Thursday, June 20, 2013

grown-up friends.

{photo by Vivian Maier}

I said goodbye to my first grown-up friend this week. She's embarking on her own adventure this summer, packing her home and moving to Colorado with her family. It feels a little selfish to be so incredibly sad when the opportunity she's been given is so lovely, but I don't lose people close to me very often, and this one hurts. 

It hurts because I found this friendship before I was married, right after I graduated college and started my life in the "real world." We became friends right when I was becoming a grown-up. We met through work, and our friendship has endured many of life's most major changes: marriages, job transfers, in-town moves, mutual friends' goodbyes, babies. 

Hers was the first baby shower I threw, and I remember back to that date two years ago, recalling how nervous I was that we'd lose touch, that a baby would, as I so often heard, change things, and our friendship would end, become one of those passing seasonal friendships rather than a forever one. 

Instead, we grew closer. After those initial difficult weeks of adjustment, we were back to what we'd always been, and as we've watched others leave our transient town, we've relied a lot on the connection that exists between the two of us. We've made time for shopping trips and Seaside visits, for long talks on the couch and walks around the neighborhood.

I look back on the past five years, and it hits me that her friendship came just as I was figuring out who I was. College provides us with lifelong friendships, I know, but it's also a surreal experience, providing us with friends at every corner. These are built-in friendships, the ones you meet through your major or your dorm or your club. You don't have to work as hard for those.

Grown-up friendships? Those you have to fight for. 

We were reminiscing this week over how this close-knit group of girls we've grown close to met. How miraculously it seems we came together, through church and work and book club and mutual acquaintance. So many books are written on the miraculous nature of friendships, but they all seem to be about girls who lived in the same dorm or ran in the same social sphere or magically fit into the same pair of pants. Adult friendships are harder than that; magical, I think, but still requiring intense amounts of effort and work. 

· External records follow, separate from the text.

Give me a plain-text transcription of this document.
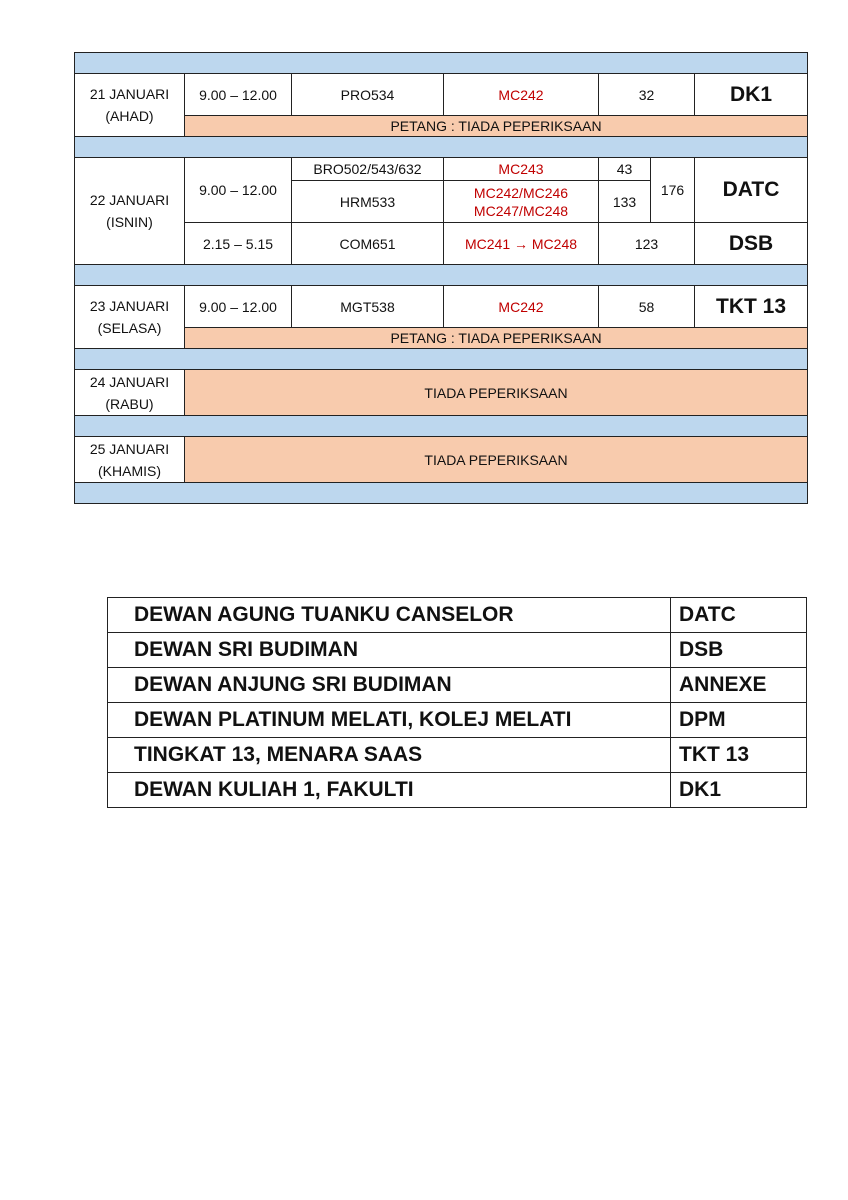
21 JANUARI
(AHAD)	9.00 – 12.00	PRO534	MC242	32		DK1
	PETANG : TIADA PEPERIKSAAN					

22 JANUARI
(ISNIN)	9.00 – 12.00	BRO502/543/632	MC243	43	176	DATC
		HRM533	MC242/MC246
MC247/MC248	133		
	2.15 – 5.15	COM651	MC241 → MC248	123		DSB

23 JANUARI
(SELASA)	9.00 – 12.00	MGT538	MC242	58		TKT 13
	PETANG : TIADA PEPERIKSAAN					

24 JANUARI
(RABU)	TIADA PEPERIKSAAN					

25 JANUARI
(KHAMIS)	TIADA PEPERIKSAAN					

DEWAN AGUNG TUANKU CANSELOR	DATC
DEWAN SRI BUDIMAN	DSB
DEWAN ANJUNG SRI BUDIMAN	ANNEXE
DEWAN PLATINUM MELATI, KOLEJ MELATI	DPM
TINGKAT 13, MENARA SAAS	TKT 13
DEWAN KULIAH 1, FAKULTI	DK1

This friend is the last one to leave. One has made her way in Chicago, the other is raising a family in Kansas City. This one will carve an adventure for herself in Boulder, and I laughed this week that each of them got so grand an adventure, while I -- at most -- will move 45 minutes down the road to a Southern town barely a speck on the map. 

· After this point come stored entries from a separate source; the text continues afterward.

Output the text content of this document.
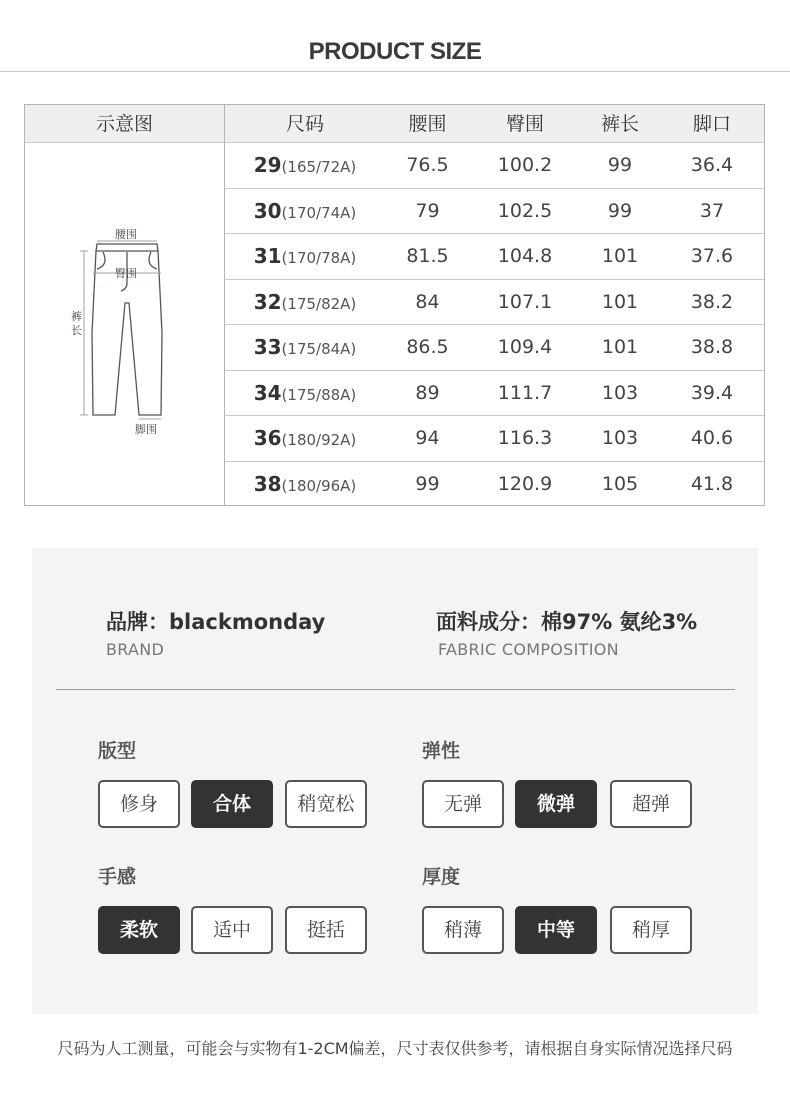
PRODUCT SIZE
示意图	尺码	腰围	臀围	裤长	脚口
腰围
臀围
裤
长
脚围
29(165/72A)	76.5	100.2	99	36.4
30(170/74A)	79	102.5	99	37
31(170/78A)	81.5	104.8	101	37.6
32(175/82A)	84	107.1	101	38.2
33(175/84A)	86.5	109.4	101	38.8
34(175/88A)	89	111.7	103	39.4
36(180/92A)	94	116.3	103	40.6
38(180/96A)	99	120.9	105	41.8
品牌：blackmonday
BRAND
面料成分：棉97% 氨纶3%
FABRIC COMPOSITION
版型
修身	合体	稍宽松
弹性
无弹	微弹	超弹
手感
柔软	适中	挺括
厚度
稍薄	中等	稍厚
尺码为人工测量，可能会与实物有1-2CM偏差，尺寸表仅供参考，请根据自身实际情况选择尺码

It's okay, though. We each, I think, get the adventure we need, and here is the thing I find most comforting of all.

I didn't have a core group of girlfriends in college. I met one lifelong girlfriend who is a treasure, and the others are mutual friends through Jordan, couples I'm sure we'll see through the passing seasons. But I always dreamed I'd have this tight-knit group of kindred spirits, girlfriends I could see each year and feel like no time had passed, friends with mutual memories and the same yesterdays. 

It turns out, I think, that I do have those friendships. I just happened to meet these girls in a book club rather than a university classroom, and I rather like it that way.

I'll travel to Boulder later this summer, to help my friend get settled in her new home and to help her see her new city with excited eyes. In October, I'll gather with this same group of friends, just like we did last year, and it will seem like no time has passed, and I'll be grateful. 

Saying goodbye is hard, but I think it's going to be okay. I am not always good at seasonal friendships. But forever friends? Friends for a lifetime? I am better at those, and I'm hopeful I can maintain these friendships beyond the miles and the seasons. 

I guess what I'm saying is: Grown-up friendships are risky. They're harder, require more time, more vulnerability, more courage. But my experience thus far has been that, like so many things, they are well worth the risk, the extra effort. They're worth the dinner parties and the book clubs, the countless texts and the hurried phone calls. They're worth the lunches out and the quick trips to get yogurt. They're worth spur of the moment plans and vacations months in the making.

If you find good ones, they're worth the work. And often, they're worth the bittersweet goodbye.

4 comments:

Staley Mc said...

Thanks for this post Annie, its so hard to find new friends post-college and then the ones you do find it is hard to keep up and keep it going!

Sabrina said...

I hear Boulder is pretty fantastic! Enjoy your travels there.
Also, it's good to be able to laugh at the irony of life. It is quite ridiculous and random sometimes:)

Erin said...

Adult friends really are so hard to find and keep...and I always love your thoughts on the subject.

Laura said...

Everything you said here is so true. You really do have to fight to make time for adult friendships. They take more effort, more vulnerability, and they're harder to keep up. But they're different, and richer , because we have to work for them. Honestly I think I'm ashamedly better at the seasonal friendships, the ones that are easy and convenient. I am working on being more intentional at keeping up with friends, because like you said, it is so worth it when we do.